Periodontal disease has been linked to a wide range of systemic diseases when left untreated. Researchers are working to prevent this by conducting several experiments to determine which home care aids dental professionals can recommend to help with healthier outcomes. An article, titled “Effect of two post‐surgical cleansing protocols on early periodontal wound healing and cytokine levels following osseous resective surgery: a randomized controlled study,” took a closer look at this particular problem. The article was published in the March edition of the International Journal of Dental Hygiene.

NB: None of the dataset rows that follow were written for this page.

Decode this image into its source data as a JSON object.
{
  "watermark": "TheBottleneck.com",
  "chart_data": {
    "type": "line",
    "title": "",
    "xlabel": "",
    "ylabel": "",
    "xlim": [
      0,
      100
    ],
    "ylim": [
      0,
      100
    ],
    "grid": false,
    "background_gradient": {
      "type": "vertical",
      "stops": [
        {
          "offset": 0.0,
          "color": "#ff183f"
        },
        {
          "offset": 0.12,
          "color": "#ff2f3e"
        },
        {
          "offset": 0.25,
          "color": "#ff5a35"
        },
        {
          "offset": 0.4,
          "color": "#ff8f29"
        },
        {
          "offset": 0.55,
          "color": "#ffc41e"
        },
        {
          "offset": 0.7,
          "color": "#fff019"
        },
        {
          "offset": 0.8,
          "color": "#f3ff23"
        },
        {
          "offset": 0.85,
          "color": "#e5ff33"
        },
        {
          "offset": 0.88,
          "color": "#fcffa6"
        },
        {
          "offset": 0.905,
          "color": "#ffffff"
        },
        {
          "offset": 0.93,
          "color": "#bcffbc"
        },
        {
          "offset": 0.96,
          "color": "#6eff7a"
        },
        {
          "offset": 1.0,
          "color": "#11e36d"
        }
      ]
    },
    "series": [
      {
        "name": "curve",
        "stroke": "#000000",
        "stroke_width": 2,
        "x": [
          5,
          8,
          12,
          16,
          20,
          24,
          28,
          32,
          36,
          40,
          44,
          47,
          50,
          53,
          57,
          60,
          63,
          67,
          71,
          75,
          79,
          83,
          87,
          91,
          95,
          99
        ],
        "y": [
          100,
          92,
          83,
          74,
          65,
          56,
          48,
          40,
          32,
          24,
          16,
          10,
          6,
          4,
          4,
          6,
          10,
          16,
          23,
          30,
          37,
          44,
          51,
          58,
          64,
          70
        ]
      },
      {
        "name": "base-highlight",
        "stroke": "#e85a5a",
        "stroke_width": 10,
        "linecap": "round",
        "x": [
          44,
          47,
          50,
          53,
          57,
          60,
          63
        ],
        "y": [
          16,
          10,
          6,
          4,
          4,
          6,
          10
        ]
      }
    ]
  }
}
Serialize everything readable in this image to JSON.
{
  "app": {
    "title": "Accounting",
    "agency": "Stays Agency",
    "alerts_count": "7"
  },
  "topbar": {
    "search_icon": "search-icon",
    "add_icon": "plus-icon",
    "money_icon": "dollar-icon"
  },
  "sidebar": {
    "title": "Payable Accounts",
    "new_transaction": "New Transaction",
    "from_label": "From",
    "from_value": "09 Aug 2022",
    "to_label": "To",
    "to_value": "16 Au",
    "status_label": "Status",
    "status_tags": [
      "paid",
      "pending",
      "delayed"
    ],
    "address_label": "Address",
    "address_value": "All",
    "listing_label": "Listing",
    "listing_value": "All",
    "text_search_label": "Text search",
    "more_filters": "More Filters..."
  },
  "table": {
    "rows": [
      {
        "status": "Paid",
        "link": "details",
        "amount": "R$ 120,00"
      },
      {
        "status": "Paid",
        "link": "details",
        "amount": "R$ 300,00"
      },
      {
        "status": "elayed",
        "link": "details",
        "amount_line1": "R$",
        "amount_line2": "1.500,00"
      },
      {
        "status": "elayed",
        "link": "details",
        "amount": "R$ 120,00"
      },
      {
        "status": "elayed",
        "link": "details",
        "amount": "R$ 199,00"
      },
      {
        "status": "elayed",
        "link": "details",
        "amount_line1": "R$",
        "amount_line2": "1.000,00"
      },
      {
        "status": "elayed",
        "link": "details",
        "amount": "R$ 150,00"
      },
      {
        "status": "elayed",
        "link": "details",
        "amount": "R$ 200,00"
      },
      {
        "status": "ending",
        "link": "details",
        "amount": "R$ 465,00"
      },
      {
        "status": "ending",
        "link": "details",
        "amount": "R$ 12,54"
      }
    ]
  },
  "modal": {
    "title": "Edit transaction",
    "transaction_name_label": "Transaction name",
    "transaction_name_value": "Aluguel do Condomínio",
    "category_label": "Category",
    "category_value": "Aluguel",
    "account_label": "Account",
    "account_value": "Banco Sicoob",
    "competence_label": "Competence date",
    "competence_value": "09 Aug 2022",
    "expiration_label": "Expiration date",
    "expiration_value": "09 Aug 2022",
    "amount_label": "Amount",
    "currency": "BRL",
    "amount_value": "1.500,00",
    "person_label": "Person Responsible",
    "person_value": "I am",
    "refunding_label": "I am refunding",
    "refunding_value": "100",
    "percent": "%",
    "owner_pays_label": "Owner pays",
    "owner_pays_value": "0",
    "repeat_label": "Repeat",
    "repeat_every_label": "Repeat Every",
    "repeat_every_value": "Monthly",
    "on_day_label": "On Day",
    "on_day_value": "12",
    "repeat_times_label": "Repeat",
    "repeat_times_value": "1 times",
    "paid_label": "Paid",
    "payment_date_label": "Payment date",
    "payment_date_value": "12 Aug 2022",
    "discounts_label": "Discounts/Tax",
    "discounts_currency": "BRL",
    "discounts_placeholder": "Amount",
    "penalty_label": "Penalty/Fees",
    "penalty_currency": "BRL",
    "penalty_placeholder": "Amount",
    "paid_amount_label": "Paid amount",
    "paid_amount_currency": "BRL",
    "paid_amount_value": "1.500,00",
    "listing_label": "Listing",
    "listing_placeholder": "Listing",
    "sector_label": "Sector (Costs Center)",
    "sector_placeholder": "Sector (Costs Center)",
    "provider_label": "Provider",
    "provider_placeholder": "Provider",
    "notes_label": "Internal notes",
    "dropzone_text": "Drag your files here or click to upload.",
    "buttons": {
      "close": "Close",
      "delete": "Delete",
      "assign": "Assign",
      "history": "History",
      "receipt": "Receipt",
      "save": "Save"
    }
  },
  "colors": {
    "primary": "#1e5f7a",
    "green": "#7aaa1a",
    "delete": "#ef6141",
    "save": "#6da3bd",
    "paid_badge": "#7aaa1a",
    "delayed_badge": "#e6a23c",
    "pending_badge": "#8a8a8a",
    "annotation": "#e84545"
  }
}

A Closer Look at Periodontal Diseases
There are two main types of periodontal disease: periodontitis and gingivitis. Periodontitis can affect the underlying soft tissue and bone surrounding the teeth. A patient with periodontitis can potentially lose their teeth if they don’t receive treatment. Meanwhile, gingivitis is a milder form of periodontal disease.
Both types of periodontal disease can quietly develop at a fast pace while the patient is completely unaware, especially if they do not keep regular dental appointments to monitor their oral health.

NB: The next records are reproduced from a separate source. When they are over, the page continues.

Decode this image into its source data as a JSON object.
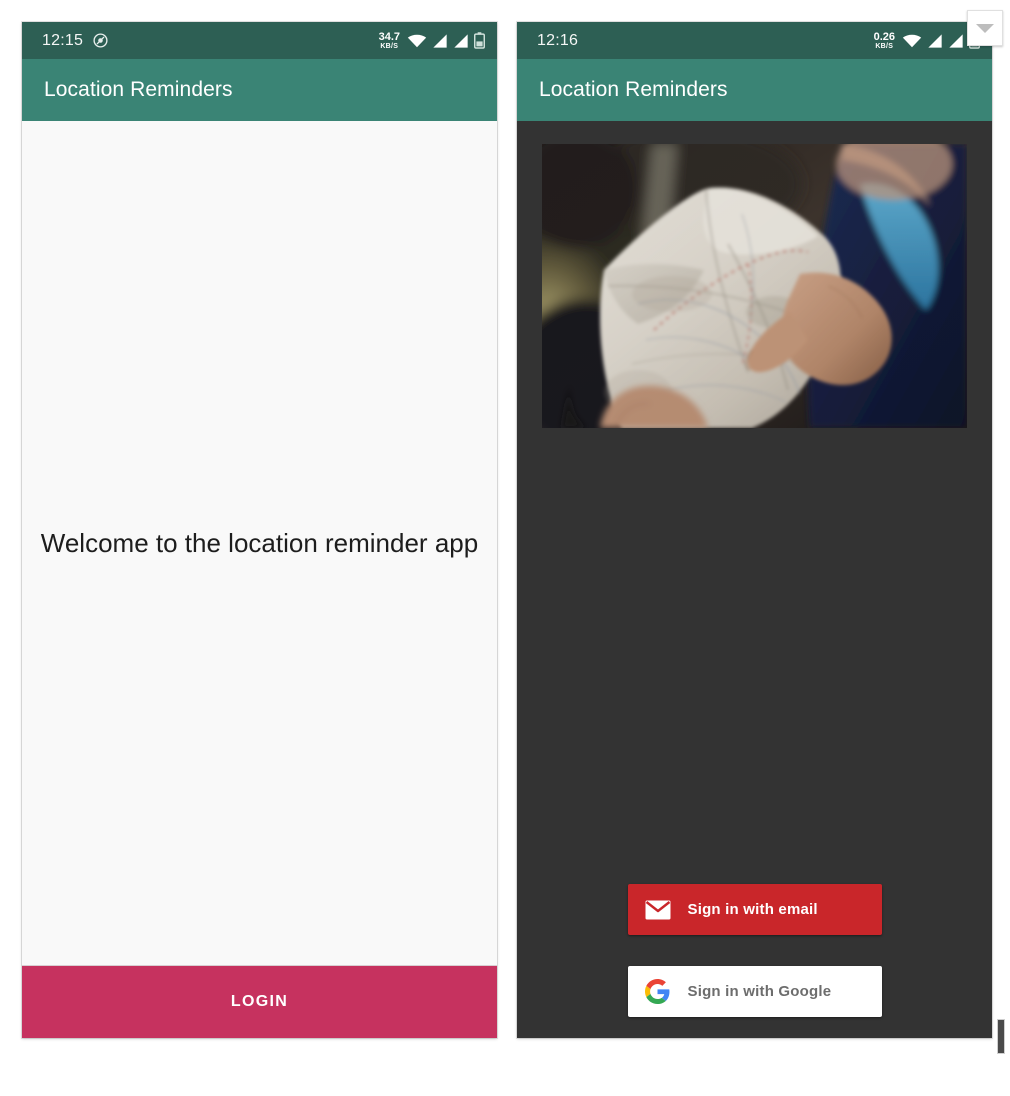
{
  "app": {
    "name": "Location Reminders",
    "accent_teal": "#3a8475",
    "statusbar_teal": "#2d5f54",
    "login_crimson": "#c6325f",
    "email_red": "#c9262a",
    "dark_bg": "#333333",
    "light_bg": "#f9f9f9"
  },
  "screens": [
    {
      "id": "welcome-screen",
      "statusbar": {
        "clock": "12:15",
        "network_speed_value": "34.7",
        "network_speed_unit": "KB/S",
        "icons": [
          "gps-icon",
          "wifi-icon",
          "signal-icon",
          "signal-icon",
          "battery-icon"
        ]
      },
      "appbar": {
        "title": "Location Reminders"
      },
      "content": {
        "welcome_text": "Welcome to the location reminder app"
      },
      "footer": {
        "login_label": "LOGIN"
      }
    },
    {
      "id": "auth-screen",
      "statusbar": {
        "clock": "12:16",
        "network_speed_value": "0.26",
        "network_speed_unit": "KB/S",
        "icons": [
          "wifi-icon",
          "signal-icon",
          "signal-icon",
          "battery-icon"
        ]
      },
      "appbar": {
        "title": "Location Reminders"
      },
      "content": {
        "hero_image_alt": "Hands holding and pointing at a folded paper topographic map outdoors"
      },
      "auth_buttons": [
        {
          "id": "sign-in-email",
          "label": "Sign in with email",
          "icon": "envelope-icon",
          "color": "#c9262a"
        },
        {
          "id": "sign-in-google",
          "label": "Sign in with Google",
          "icon": "google-g-icon",
          "color": "#ffffff"
        }
      ]
    }
  ],
  "overlays": {
    "dropdown_chip_icon": "chevron-down-icon",
    "scrollbar": "vertical-scrollbar"
  }
}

Periodontal disease can lead to the formation of deep periodontal pockets and harm the underlying alveolar bone over time. Dentists may perform osseous resective surgery in an effort to reduce the patient’s periodontal pockets. The therapy can usually correct the patient’s dental issues by either reshaping or removing different sections of the alveolar bone structure.
About the Scientific Study
A team of seven scientists decided to examine how patients healed after osseous resective surgery using two different post‐surgical cleansing protocols. To do this, they decided to compare the patient’s oral cytokine fluid levels. Cytokines are known for their ability to communicate with nearby cells. Scientists typically use them to measure and detect the progression of diseases.

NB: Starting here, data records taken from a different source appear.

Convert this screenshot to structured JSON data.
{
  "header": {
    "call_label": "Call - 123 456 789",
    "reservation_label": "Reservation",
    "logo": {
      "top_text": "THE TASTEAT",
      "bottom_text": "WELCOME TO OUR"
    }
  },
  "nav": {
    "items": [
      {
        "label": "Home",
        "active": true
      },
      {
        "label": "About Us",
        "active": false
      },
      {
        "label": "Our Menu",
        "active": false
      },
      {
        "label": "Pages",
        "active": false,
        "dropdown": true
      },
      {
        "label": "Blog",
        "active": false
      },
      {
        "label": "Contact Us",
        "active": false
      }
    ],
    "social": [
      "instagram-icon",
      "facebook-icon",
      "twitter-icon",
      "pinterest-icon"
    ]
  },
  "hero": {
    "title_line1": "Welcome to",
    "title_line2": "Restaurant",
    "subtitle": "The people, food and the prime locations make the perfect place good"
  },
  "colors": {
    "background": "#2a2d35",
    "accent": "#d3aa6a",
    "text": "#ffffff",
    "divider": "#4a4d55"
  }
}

For the study, the researchers worked with a group of 30 patients who had chronic periodontitis for 28 days. They randomly assigned the participants to different post‐surgical protocols after their osseous resective surgery that included a fiber retention technique. The control group was asked to wait two weeks after the surgery before they could clean their teeth with a manual toothbrush and mouth rinse that had 0.12% chlorhexidine inside. Meanwhile, the scientists asked the test group to use the same mouthwash and a sonic toothbrush starting immediately after the procedure.
The scientists reviewed the Interleukin (IL)‐1β and IL‐8 levels each week over 28 days when the patient’s come in for a clinical assessment. Based on the post-operative gingival crevicular fluid and the patient’s self-reported pain levels, the researchers were able to make several conclusions.
First, the test group was able to heal faster and experienced less plaque buildup and inflammation around their teeth. They also noticed that the dental wounds for the control group healed more slowly and they experienced more inflammation, although both groups reported similar levels of pain.
This study demonstrates how great oral hygiene, including the use of a sonic toothbrush, immediately after surgery and beyond can help dental patients heal faster after surgery.